Insight by Guidehouse

Federal Insights

Effective AI depends on an effective data ecosystem

The utility of combining data sources runs into laws and regulations designed to protect privacy and security, noted Guidehouse partner Brian Jones.

Tom Temin

October 27, 2023 12:09 pm

5 min read

If the ‘80s were the era of the database and the 2000s the era of the data lake, you could call right now the era of the data ecosystem. Two phenomena drive this. One, systems and applications generate more data than ever. Two, modern digital services, enhanced with artificial intelligence, use more data from more places than ever.

“Imagine the amount of data that’s generated in federal agencies where you have thousands of employees that are interacting with tens of thousands or hundreds of thousands of customers on a regular basis,” said Guidehouse Partner C. J. Donnelly. “It’s just incredible the amount of data that’s generated.”

The utility of combining data sources runs into laws and regulations designed to protect privacy and security, noted Guidehouse partner Brian Jones. He said these strictures are looser in people’s private lives than in their professional lives. The challenge for companies or federal agencies trying to provide rich digital services, then, becomes, “how do we put rules in place to be able to maintain privacy, but also leverage some of the exciting capabilities that these types of ecosystems present,” Jones said.

Everything from sports team preferences to shopping habits somehow get ingested by systems people opt into privately, Jones said. The government sector lags in these capabilities, but deliberately so.

“That lag actually is intentional,” Jones said, “as we start to figure out what are those second- and third-order impacts of bringing in data that traditionally has been not integrated.”

Information, not hallucination

If data sources make up the foundation of a data ecosystem, the ecosystem becomes operational with automated workflows that match the needed data for an application, but consistent with compliance requirements, Jones said.

Using the health domain as an example, Jones said, “Back in the day you used to walk into a doctor’s office and all your information sat in a manila folder on their desk. Now all of it’s in the electronic health record system.” But, he added, that’s not where it ends. The health data ecosystem may also include information from other practitioners, from surveys, and notably from people’s own smart watches and other personal peripherals.

“How do we start to bring all that to a workflow because that now becomes part of the decision-making process,” Jones said.

To help orchestrate it all, you need data scientists and engineers “who understand what’s important, what’s valuable, what’s not valuable, what you need to store, what you need to clean,” Donnelly said. “Because if you just try to ingest all the data that’s out there, it’s too much, it’s not valuable, it confuses the system and you’re not going to get the value in the results that you’re looking for.”

He said this is especially true for large language model situations. They generate new data which may or may not be useful.

Donnelly recommended asking, “What are these models creating? What data should they be using? What data are they allowed to be using? And how can you take all that information together so that you have a valuable large language model and not one that just hallucinating?”

Rather than hallucinate, agencies with well designed data ecosystems can capitalize on that Guidehouse calls organizational intelligence.

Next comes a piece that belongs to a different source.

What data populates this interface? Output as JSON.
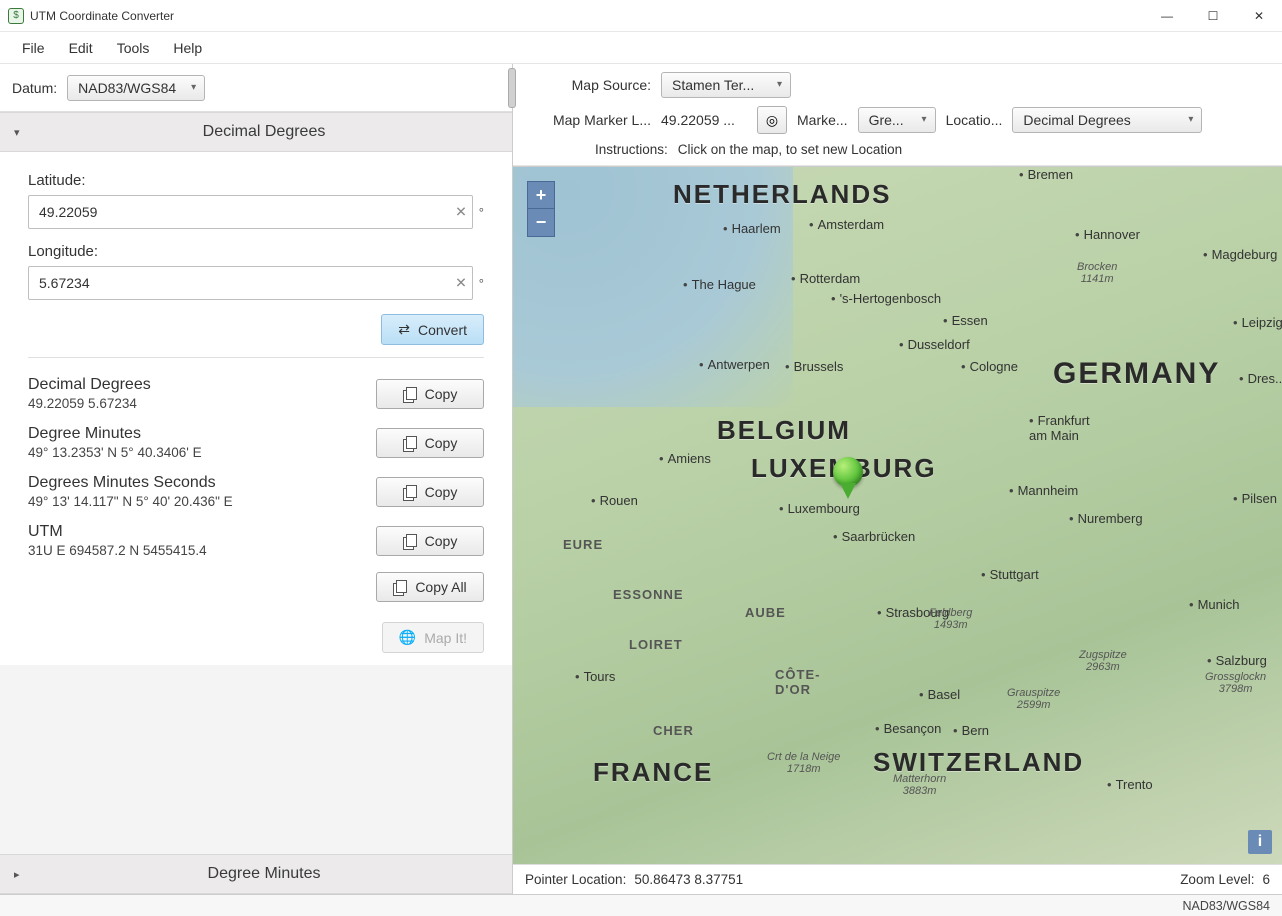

“All of this data that’s been generated, collected and analyzed from an agency or from an organization creates a sort of intelligence that only that specific agency or organization has access to,” Donnelly said. “How can specific organizations use that to the benefit of their employees?”

Work smarter

He said Guidehouse has used a combination of automation and artificial intelligence to help one large agency reduce what he called “caseload complexity” for security clearance. The process pulls in data from lengthy forms such as the SF-86 to sort cases by complexity and expected time needed by adjudicators. Administrators can channel certain cases to more senior adjudicators and generally have the insight they need to distribute the workload more efficiently.

“The end result is adjudications happen faster, they’re better, and they’re more accurate,” Donnelly said. “Individuals doing them have a better experience because they eliminate a lot of the manual and tedious work. It’s a win-win for everyone – the agency, the individuals doing the adjudications and the people that are going through the process.”

This is a prime example about how the data ecosystem can support process improvements that augment what people do and thereby improve service to constituents, Jones said.

With respect to AI in general and large language models in particular, “what that’s really doing is bringing the experience and the knowledge of our workforce together over that data,” Jones said. “What we’re doing is creating almost a ‘driver assist’ over the data ecosystem.”

He cautioned agencies to take a crawl-walk-run approach to use of generative AI and the data feeding these large language models.

“Crawl is looking at how we bring the data together and understand what data these programs are reaching into, and making sure that those data sources are credible,” Jones said, adding that the user can specify what sources a model can and cannot pull in. In the walk stage, the agency adds subject matter expertise, refines the data feeds and tests generated outcomes. In the run stage, the agency has operationalized use of the model, “trusting where the data is coming from, and trusting those algorithms behind the searches to give you the information you can then truly act on.”